David Kessler, in his New York Times Bestseller The End of Overeating, describes how the American food industry constructed and continues to profit from this dissociation. The former FDA commissioner lays out the science behind high-caloric food and the brain’s reward systems that has led to an epidemic of overeating. Although more than a decade has passed since this book was published, millions of people continue to struggle with chronic overeating that for some has led to uncontrollable weight. The compulsion to overeat often does not neatly fit into any defined eating disorder. As a result, individuals are blamed for their own lack of motivation to control their weight.

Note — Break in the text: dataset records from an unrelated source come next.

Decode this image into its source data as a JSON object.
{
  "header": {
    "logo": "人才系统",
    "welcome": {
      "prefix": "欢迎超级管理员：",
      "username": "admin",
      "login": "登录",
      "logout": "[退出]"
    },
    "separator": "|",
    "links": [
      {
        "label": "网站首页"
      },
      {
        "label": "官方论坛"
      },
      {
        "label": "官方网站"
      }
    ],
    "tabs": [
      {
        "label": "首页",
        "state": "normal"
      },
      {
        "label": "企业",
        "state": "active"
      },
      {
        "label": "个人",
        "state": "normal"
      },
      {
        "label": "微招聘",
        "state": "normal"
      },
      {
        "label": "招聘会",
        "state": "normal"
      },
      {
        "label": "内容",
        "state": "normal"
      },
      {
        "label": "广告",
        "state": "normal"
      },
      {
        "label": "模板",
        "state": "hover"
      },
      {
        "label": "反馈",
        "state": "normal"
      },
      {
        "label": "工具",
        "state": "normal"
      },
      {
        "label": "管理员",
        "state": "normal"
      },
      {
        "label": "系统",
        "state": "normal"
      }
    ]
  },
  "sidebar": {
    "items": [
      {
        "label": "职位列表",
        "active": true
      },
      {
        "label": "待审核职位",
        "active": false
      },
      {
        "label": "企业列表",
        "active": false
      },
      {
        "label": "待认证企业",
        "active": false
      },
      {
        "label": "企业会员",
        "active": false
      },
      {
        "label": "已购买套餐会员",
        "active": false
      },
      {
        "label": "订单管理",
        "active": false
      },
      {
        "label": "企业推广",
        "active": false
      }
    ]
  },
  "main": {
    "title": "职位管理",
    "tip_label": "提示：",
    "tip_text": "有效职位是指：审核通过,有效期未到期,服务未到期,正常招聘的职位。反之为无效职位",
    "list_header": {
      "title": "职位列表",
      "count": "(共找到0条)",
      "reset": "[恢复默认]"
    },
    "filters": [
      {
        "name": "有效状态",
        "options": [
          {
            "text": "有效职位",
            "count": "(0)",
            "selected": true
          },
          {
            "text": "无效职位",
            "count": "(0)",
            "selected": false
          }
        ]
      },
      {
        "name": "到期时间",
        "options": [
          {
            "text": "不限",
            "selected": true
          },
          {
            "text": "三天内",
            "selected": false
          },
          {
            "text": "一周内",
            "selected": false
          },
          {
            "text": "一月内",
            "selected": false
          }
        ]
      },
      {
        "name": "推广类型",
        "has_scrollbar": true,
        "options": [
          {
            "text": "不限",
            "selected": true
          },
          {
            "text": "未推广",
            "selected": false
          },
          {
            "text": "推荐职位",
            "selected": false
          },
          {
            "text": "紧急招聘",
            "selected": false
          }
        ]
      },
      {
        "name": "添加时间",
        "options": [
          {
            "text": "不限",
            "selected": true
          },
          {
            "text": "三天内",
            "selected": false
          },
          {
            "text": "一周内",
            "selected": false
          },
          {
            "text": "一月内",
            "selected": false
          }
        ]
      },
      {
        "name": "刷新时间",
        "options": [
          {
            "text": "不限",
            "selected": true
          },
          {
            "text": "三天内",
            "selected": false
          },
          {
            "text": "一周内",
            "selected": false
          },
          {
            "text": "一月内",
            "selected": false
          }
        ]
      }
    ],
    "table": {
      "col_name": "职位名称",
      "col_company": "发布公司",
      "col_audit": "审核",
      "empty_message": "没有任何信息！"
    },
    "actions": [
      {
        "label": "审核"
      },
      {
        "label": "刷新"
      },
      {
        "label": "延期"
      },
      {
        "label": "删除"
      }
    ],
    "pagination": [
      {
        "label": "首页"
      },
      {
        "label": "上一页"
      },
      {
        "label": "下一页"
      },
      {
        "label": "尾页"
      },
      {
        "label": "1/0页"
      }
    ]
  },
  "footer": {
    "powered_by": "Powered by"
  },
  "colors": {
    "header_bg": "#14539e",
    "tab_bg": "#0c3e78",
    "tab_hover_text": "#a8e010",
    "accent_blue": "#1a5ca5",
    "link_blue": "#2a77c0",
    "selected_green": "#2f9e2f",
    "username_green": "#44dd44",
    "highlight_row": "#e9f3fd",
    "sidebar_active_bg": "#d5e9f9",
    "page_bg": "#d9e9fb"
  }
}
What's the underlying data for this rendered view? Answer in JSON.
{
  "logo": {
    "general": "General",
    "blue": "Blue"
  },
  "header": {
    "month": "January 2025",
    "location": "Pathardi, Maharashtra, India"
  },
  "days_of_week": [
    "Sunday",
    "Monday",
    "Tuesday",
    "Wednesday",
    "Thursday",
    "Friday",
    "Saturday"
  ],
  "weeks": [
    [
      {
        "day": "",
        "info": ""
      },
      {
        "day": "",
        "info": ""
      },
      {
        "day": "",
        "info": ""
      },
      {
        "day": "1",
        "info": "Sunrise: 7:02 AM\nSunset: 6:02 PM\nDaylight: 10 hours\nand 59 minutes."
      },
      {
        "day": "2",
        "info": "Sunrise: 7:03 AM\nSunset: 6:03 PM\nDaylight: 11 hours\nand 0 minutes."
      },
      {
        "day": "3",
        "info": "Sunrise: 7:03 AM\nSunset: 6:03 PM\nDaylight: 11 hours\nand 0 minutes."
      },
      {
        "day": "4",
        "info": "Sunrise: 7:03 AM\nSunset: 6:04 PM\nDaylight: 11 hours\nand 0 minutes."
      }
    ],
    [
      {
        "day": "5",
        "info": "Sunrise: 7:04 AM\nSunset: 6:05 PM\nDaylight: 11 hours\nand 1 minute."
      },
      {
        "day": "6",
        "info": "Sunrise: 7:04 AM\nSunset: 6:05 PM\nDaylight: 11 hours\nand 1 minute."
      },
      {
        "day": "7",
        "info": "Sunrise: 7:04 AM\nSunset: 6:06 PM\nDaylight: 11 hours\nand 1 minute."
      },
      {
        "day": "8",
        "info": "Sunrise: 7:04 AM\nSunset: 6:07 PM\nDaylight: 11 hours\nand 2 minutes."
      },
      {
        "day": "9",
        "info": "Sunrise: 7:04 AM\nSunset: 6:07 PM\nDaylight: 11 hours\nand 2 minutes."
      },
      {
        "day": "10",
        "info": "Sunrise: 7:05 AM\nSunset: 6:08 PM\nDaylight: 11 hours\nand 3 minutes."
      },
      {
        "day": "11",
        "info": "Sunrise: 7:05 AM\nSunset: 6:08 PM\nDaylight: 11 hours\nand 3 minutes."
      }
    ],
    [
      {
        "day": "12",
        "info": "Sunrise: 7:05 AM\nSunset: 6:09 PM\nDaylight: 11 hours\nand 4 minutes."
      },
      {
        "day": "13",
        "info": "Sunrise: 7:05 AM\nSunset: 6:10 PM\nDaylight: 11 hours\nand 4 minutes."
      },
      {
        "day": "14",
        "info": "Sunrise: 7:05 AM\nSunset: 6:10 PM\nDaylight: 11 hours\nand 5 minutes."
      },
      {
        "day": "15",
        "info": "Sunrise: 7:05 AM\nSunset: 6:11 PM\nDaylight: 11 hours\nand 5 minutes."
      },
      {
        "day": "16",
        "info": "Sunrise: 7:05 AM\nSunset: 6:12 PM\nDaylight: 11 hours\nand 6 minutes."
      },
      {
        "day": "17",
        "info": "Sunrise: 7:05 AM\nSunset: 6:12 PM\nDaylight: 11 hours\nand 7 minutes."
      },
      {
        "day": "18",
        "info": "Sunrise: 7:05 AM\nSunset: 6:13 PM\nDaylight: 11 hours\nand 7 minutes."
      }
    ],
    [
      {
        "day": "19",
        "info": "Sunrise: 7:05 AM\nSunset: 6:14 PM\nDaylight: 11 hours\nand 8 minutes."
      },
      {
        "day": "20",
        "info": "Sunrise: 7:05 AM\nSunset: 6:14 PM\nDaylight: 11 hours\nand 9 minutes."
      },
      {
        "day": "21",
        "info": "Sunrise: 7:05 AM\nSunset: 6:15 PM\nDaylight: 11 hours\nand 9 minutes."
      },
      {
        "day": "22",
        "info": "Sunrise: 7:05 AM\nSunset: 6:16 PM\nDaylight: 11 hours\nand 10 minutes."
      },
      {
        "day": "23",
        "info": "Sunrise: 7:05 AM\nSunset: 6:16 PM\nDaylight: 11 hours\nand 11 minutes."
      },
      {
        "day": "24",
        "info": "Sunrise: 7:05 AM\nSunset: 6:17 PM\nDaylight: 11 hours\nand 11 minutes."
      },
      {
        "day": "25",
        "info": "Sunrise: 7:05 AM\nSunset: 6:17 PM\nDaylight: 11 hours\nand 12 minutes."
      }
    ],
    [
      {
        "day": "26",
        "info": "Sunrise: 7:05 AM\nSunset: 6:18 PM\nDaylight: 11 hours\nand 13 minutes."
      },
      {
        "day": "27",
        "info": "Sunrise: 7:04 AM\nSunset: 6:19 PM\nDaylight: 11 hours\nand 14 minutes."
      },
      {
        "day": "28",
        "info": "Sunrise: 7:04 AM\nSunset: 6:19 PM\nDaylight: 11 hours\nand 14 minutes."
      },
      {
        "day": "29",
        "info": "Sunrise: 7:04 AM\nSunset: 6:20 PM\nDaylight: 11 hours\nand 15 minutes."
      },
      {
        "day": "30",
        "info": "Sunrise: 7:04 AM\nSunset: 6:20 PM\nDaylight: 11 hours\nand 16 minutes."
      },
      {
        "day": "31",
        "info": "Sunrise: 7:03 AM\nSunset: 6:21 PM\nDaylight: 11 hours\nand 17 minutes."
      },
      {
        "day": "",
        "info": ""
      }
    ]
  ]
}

Restraining yourself from eating junk food is difficult because that is how it was engineered. This is something that Dr. Kessler writes about firsthand. Regardless of the numerous studies that reveal how sugar and fat hijack your brain’s reward system to crave more, even the former FDA commissioner and physician admits that its pull can sometimes be too much to resist. In this first installment of a multi-part series on the science behind why we overeat, we highlight the lessons from The End of Overeating and Dr. Kessler’s own love/hate affair with food.